Welcome Father Varghese, Bishop Paprocki To Attend Mass

Welcome Father Varghese, Bishop Paprocki To Attend Mass

Bishop To Attend Mass

Bishop Paprocki

Bishop Paprocki is planning to attend 4:30 Mass on September 7, 2024 at St. Peter Church in Petersburg to welcome Father Varghese Puthussery to St. Peter and Holy Family parishes. Both parishes are most welcomed and encouraged to celebrate this special mass with our Bishop and our new Parish Priest.

A reception is being planned immediately following the mass.

More details to come.


Welcome Father Varghese

Fr. Varghese A. Puthussery

I recently had the opportunity to meet and visit with our new priest, Father Varghese Puthussery at one of his current parishes in Villa Grove.

My first question was what would he like to be called (Father Varghese) and what is the correct way to pronounce “Varghese”. It’s var-GEESE.

Father Varghese grew up in India, a predominantly Hindu nation with only about 1.5% of it’s 1.2 billion people being Catholic. Father’s home in the village of Mambra, in Kerala state [map] is widely regarded as one that St. Thomas the apostle visited in 52 AD. Thomas is regarded as the patron saint of India and there is a strong Catholic presence in the southern part of India.

Father Varghese speaks with a British/Indian accent which I found very easy to understand.

Father was raised in a devout Catholic family, the oldest of seven children. He felt called to be a priest at the age of 8. He joined the seminary in 1978 at the age of 16.

After being ordained, Father Varghese became the co-pastor of a parish in northern India where he remained for five years. He them moved to another parish in central India going to the Philippines to complete his post graduate studies.

Upon completion of his studies in the Philippines, he returned to central India. He served as executive secretary of the commission of laity and family for the Catholic Bishops of India, the director of the Pallotine animation center, and the National Secretary to the Catholic Council in India, in addition to many other administrative leadership roles.

For all of these responsibilities, however, Father Varghese was called to move back to a role as parish priest, administering the Holy sacraments and ministering to the laypersons of the church. “For my own kind of renewal and I wanted to have more opportunity to administer sacraments as a priest. The sacrament of reconciliation and all other sacraments because I felt that it would bring a kind of or a renewal, a kind of spiritual depth to my life. Living with the ordinary and helping people and journeying with them, listening to their life struggles and challenges and difficulties helped me grow my faith,” he stated.

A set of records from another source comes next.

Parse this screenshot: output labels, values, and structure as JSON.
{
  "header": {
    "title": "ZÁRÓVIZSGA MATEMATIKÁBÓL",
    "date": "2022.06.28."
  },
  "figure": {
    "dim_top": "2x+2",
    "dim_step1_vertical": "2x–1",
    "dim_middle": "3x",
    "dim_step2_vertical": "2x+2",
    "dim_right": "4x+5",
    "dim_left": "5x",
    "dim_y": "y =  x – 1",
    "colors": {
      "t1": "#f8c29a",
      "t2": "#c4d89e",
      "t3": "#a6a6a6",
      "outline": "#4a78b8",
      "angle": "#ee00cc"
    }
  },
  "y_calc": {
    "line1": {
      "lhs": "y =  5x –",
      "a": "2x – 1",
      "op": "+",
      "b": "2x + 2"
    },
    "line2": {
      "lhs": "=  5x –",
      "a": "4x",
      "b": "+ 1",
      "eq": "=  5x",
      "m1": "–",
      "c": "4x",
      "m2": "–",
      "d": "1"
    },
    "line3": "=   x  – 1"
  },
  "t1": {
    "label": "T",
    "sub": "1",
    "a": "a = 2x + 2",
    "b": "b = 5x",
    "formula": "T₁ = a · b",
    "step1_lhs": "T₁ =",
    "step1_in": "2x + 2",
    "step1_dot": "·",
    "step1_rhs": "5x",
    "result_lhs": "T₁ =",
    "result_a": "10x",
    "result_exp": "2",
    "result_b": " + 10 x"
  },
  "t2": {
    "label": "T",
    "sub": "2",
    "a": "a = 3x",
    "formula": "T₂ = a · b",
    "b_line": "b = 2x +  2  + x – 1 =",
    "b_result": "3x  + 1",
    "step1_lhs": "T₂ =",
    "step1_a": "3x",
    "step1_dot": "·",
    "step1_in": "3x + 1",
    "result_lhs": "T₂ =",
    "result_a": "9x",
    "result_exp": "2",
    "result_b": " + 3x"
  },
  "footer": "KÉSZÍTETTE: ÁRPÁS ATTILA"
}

Through this calling he came to the United States just over a year ago to serve with the Pallotine Brothers and Sisters in their Milwaukee, Wisconsin location. The Pallotine Father in Milwaukee work closely with the Diocese of Springfield, and when the need for a Parochial Administrator for Forty Martyrs, St. John the Baptist, and Sacred Heart parishes became available, Bishop Thomas John Paprocki was glad to offer him the position. A position where he has felt quite welcomed and at home for the past year.

I asked Father how he felt about being moved to St. Peter and Holy Family parishes and he smiled and told me that he is quite happy to serve wherever the Lord needs him. He told me that he has been to Petersburg before, to visit his friend Father Maurice.

My personal impression of Father Varghese is that he is a warm and happy man who laughs easily, cares about the people in his care, and will be a blessing to our parish.